Schaffer: The Siamese Burn Therapy is a metaphor for the machine-like
nature of authority or the general rigidity of the modern world. Seems
like the more free we get and the more enlightened we become, the more
we tie ourselves up with rules and regulations. The idea of a machine
that resets you back to normal mental health displays a certain
arrogant assumption that the people who made the machine know what
mental health is. I’ve spent a lot of time researching various forms
of psychology, I live in a house with psychologists so the place is
filled with text books, but The Scribbler isn’t really about that
stuff. It’s all just a metaphor for life in the twenty-first century
where everyone is expected to think in a particular way or do their
jobs by the book without question, and this kind of
spreadsheet-mentality leaves no room for personal style. Individuality
is slowly becoming outlawed. To me, that’s insanity. Surely we don’t
want to live like ants, right? The Scribbler is basically saying that
the more you suppress people’s creativity, the more creative they will
become. It’s an optimistic book looking towards a world where the
people with all the answers finally realise they don’t know shit and
stop hassling the rest of us with their theories.
In other words, the central theme of the book is to be yourself and embrace your creativity and individuality - the how and why of the machine wasn't that important to Schaffer. It's what it makes the characters become that is.
So to summarise, as best as I can see it:
- Suki/The Scribbler is special and has the ability and knowledge to modify the machine. We don't know how. Schaffer's quotes suggest that it's her secret personality and that it's just stronger than she knows - that's all the depth we get it unfortunately. Whether the machine made it stronger, or it was strong to begin with, is also unclear.

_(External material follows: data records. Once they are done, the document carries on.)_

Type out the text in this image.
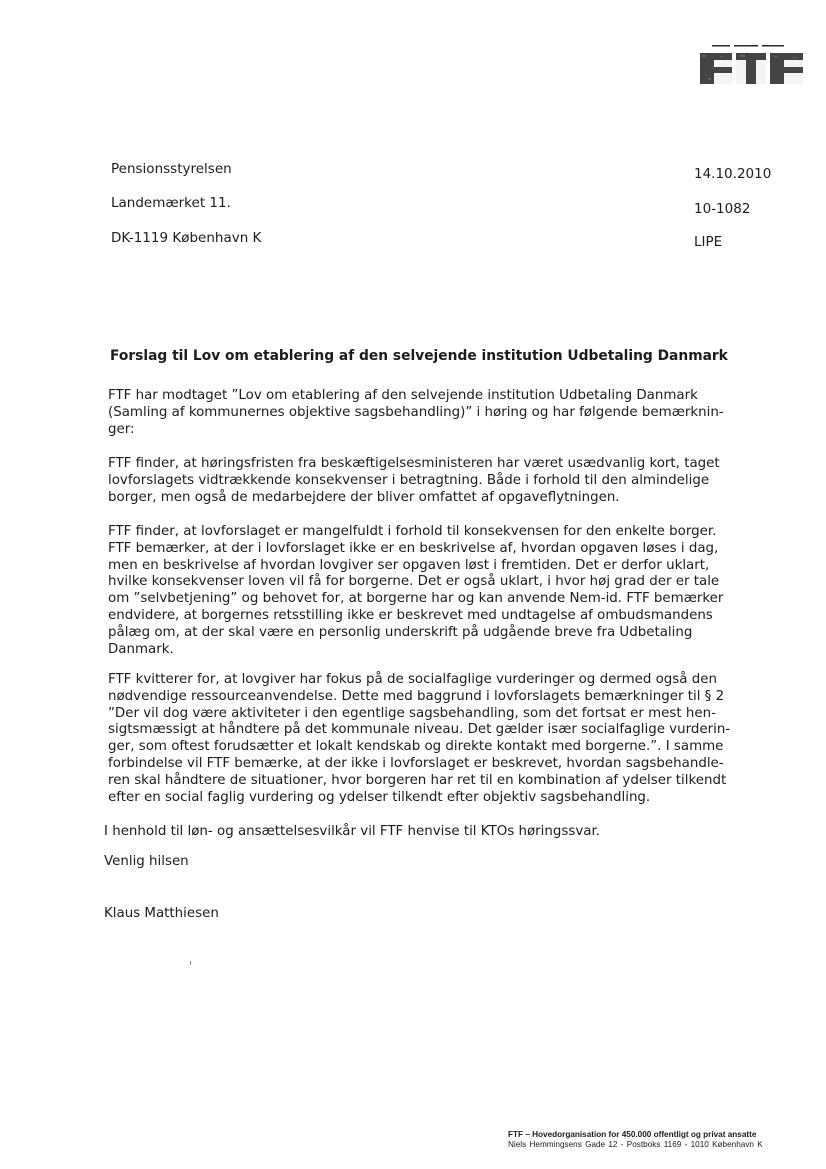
Pensionsstyrelsen
Landemærket 11.
DK-1119 København K
14.10.2010
10-1082
LIPE
Forslag til Lov om etablering af den selvejende institution Udbetaling Danmark
FTF har modtaget ”Lov om etablering af den selvejende institution Udbetaling Danmark
(Samling af kommunernes objektive sagsbehandling)” i høring og har følgende bemærknin-
ger:
FTF finder, at høringsfristen fra beskæftigelsesministeren har været usædvanlig kort, taget
lovforslagets vidtrækkende konsekvenser i betragtning. Både i forhold til den almindelige
borger, men også de medarbejdere der bliver omfattet af opgaveflytningen.
FTF finder, at lovforslaget er mangelfuldt i forhold til konsekvensen for den enkelte borger.
FTF bemærker, at der i lovforslaget ikke er en beskrivelse af, hvordan opgaven løses i dag,
men en beskrivelse af hvordan lovgiver ser opgaven løst i fremtiden. Det er derfor uklart,
hvilke konsekvenser loven vil få for borgerne. Det er også uklart, i hvor høj grad der er tale
om ”selvbetjening” og behovet for, at borgerne har og kan anvende Nem-id. FTF bemærker
endvidere, at borgernes retsstilling ikke er beskrevet med undtagelse af ombudsmandens
pålæg om, at der skal være en personlig underskrift på udgående breve fra Udbetaling
Danmark.
FTF kvitterer for, at lovgiver har fokus på de socialfaglige vurderinger og dermed også den
nødvendige ressourceanvendelse. Dette med baggrund i lovforslagets bemærkninger til § 2
”Der vil dog være aktiviteter i den egentlige sagsbehandling, som det fortsat er mest hen-
sigtsmæssigt at håndtere på det kommunale niveau. Det gælder især socialfaglige vurderin-
ger, som oftest forudsætter et lokalt kendskab og direkte kontakt med borgerne.”. I samme
forbindelse vil FTF bemærke, at der ikke i lovforslaget er beskrevet, hvordan sagsbehandle-
ren skal håndtere de situationer, hvor borgeren har ret til en kombination af ydelser tilkendt
efter en social faglig vurdering og ydelser tilkendt efter objektiv sagsbehandling.
I henhold til løn- og ansættelsesvilkår vil FTF henvise til KTOs høringssvar.
Venlig hilsen
Klaus Matthiesen
FTF – Hovedorganisation for 450.000 offentligt og privat ansatte
Niels Hemmingsens Gade 12 - Postboks 1169 - 1010 København K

- By modifying the machine, she enables everyone to become who they truly are, i.e. to give power and strength to their inner personalities.
- As a film based on a very short graphic novel, there was never a long, detailed back story to turn to.
- The graphic novel has fairly mixed reviews (as does the film), with the biggest criticism being style over substance - i.e. everything looks pretty and the cast (in the film in particular) are great, but the plot is lacking and incomplete.